Değerli arkadaşlar, içerisinde bulunduğumuz siyasal atmosfer 12 Eylüle belki toplumsal açıdan benziyor ama siyasal karakteri açısından 27 Mayısa çok benziyor. Sonucunun oraya varmamasını temenni ederiz ama 27 Mayıs öncesinde iktidar partisinin, elinde çoğunluğu bulunan partinin muhalefete nasıl davrandığına, üniversitelere nasıl davrandığına, gazetecilere nasıl davrandığına dair yazılmış onlarca kitap vardır, okuduğunuzda bunun hiçbir siyasal güçle meşru görülmeyecek davranışlar olduğunu görürsünüz. Tersi de vardır, 27 Mayıstan sonra da muhalefetin iktidar partisine, Demokrat Partiye nasıl davrandığına dair bir sürü eleştiri yapılmıştır ama bir kere olan olmuştur. Kimin ne kadar suçu vardır, çoğunluğu olanın ne kadar sorumluluğu vardır, muhalefet ne kadar demokratik muhalefet yapmıştır ama iş işten geçmiştir. Türkiye demokrasi tarihine bir kara leke olarak 27 Mayıs sonuç itibarıyla darbe geleneğinin başlangıcı olarak geçmiştir. Dolayısıyla, siyaset kurumunun görevini yapması aslında bir ülkenin geleceğinin en kritik noktasıdır. Bakın, önce yabancı ajanslara düşüyor, sonra ancak Türkçe haber servislerine düşüyor. Muhtemelen yarın yine El Bab yolunda yaralanan askerlerle ilgili şu anda yabancı ajanslarda olan bazı haberler Türkiye haber yayın organlarına da yansıyacak. Şimdi, burada en azından hadi biz karşıydık tezkereye ama iki parti "Ülkenin çıkarları bunu gerektiriyor." diye, iki muhalefet partisi "Devletin çıkarları bunu gerektiriyor." diye tezkereye evet oyu vermiştir. Şimdi, burada birinin kalkıp bu asker ölümleriyle ilgili, yaralanmalarla ilgili, bu işin nereye gittiğiyle ilgili, bu saldırıları kimin yaptığıyla ilgili, yeni müttefikin bundaki payıyla ilgili bir açıklama yapmak gerekmiyor mu? Yani bu kaos böyle sürüp devam edecek, cenazeler gelecek, yaralı asker haberlerini okuyacağız ama Suriye'de ne olup bittiğiyle ilgili hiçbir şey öğrenme imkânımız olmayacak.

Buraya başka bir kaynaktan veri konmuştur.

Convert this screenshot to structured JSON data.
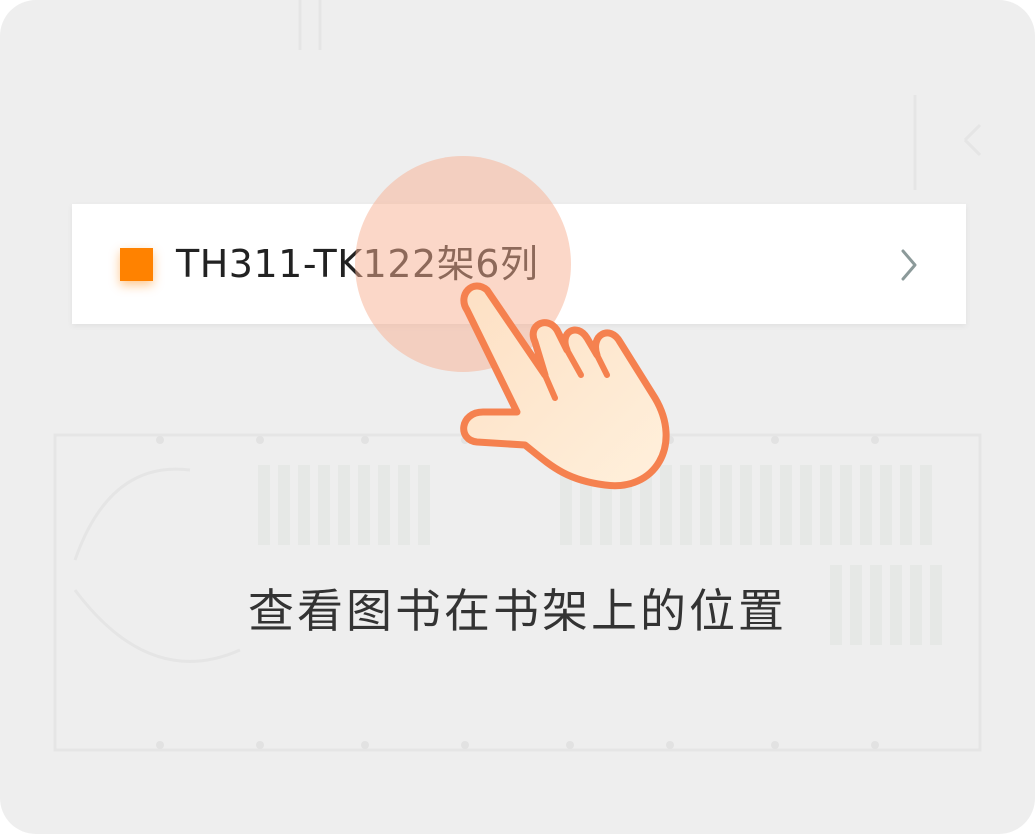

Değerli arkadaşlar, bu tablo Orta Doğu'nun ve Türkiye'nin içerisinde bulunduğu tablo... Birçoğunuzun çok yakından tanıdığı, bazılarının belki arkadaşı olan bir yazarın -ismini burada söylemeyeyim- sözünü bana hatırlatıyor. Diyor ki: "Eğer bir coğrafyada kan ve gözyaşı varsa orada İncil'siz Hristiyanlık, Tevrat'sız Musevilik ve Kur'an'sız İslam kalmıştır." Bugün ensar muhacir hukukunun kapıya bırakma biçiminde bir fiilî tabloyla karşı karşıya bulunması bunu göstermeye yetiyor.

Herkesi saygıyla selamlıyorum. (HDP sıralarından alkışlar)

BAŞKAN - Teşekkür ediyorum.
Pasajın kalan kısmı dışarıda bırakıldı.